Essa Europa faleceu, paz à sua alma.
Eu, que sempre acreditei no projecto europeu, com respeito pela idiossincrasias de cada país, claro, mas também com uma noção vasta de pertença, tenho pena É uma tragédia. Faz-me alguma impressão concordar com Sarkozy, mas ele dizia, um destes dias, que a União Europeia é antes de mais uma garantia da Paz no Velho Continente, e eu acho isso também. Claro que ele disse isto no intervalo de mais uma conversa com a Sra. Merkl, a combinar as regras de uma Europa de 1ª,classe clube privado, no eixo Paris-Berlim.
Penso que os cientistas políticos, sociólogos, historiadores, jornalistas, economistas e filósofos têm muito para estudar, daquilo que esta Europa foi, sonhou ser e afinal será, daqui para a frente; quando deixar de ser esta coisa nenhuma que agoniza a cada dia.

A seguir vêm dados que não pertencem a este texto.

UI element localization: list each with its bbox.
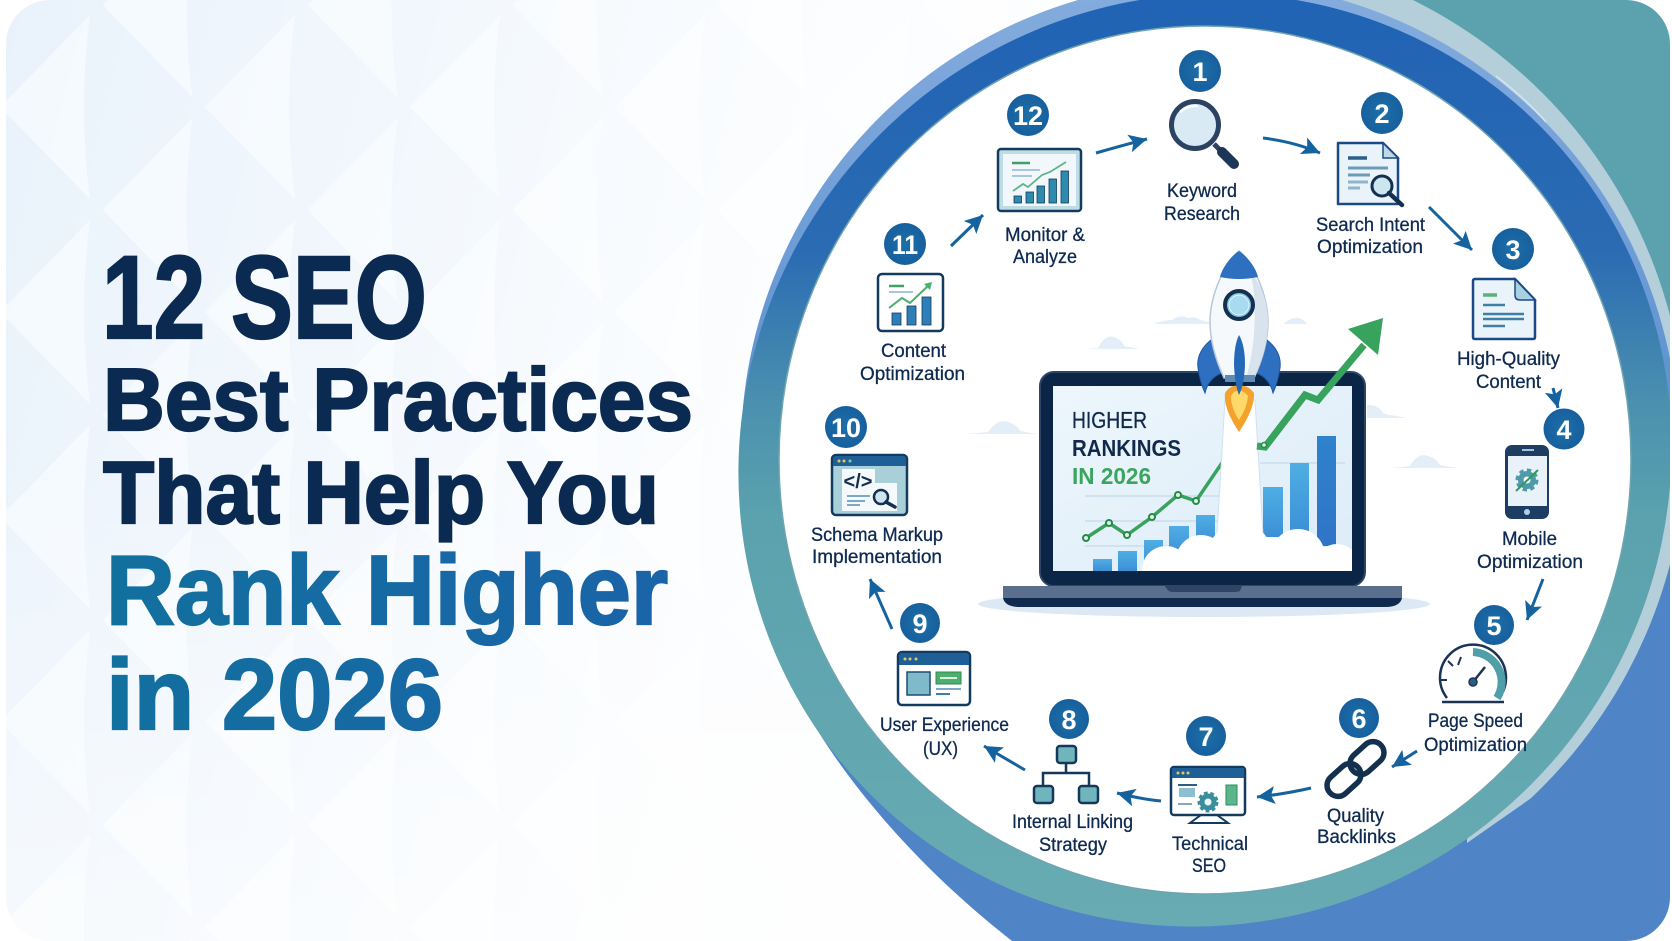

Impressiona que, por essa Europa fora, não haja um Líder politico que inspire, mobilize, tenha uma visão humanista e ao mesmo tempo realista, para salvar a ideia da União Europeia. Só temos, em Estrasburgo, Bruxelas e por toda a Europa, políticos amorfos, cinzentos, todos uns iguais aos outros, com um pé na política e outro na alta finança; cada um com o seu altar de adoração à entidade "mercados", politicos que, na sua esmagadora maioria, parecem viver a sonhar com o que vão fazer quando deixarem de ser só políticos. E neste marasmo não vejo nem direita nem esquerda, só uma enorme massa de gente conformada demais. No fundo só há ou espertalhões ou ingénuos.
E depois há os próprios cidadãos. Impassíveis. Numa Europa que nos deu a cultura, a arte, o conhecimento, séculos a fio, agora não há ninguém ao nível dos chefes europeus, que se distinga pela inteligência, capacidade de acção em tempo de crise, rasgo. Não há ninguém que "vire a mesa".
A Europa como a conhecíamos já morreu e ninguém lhe disse.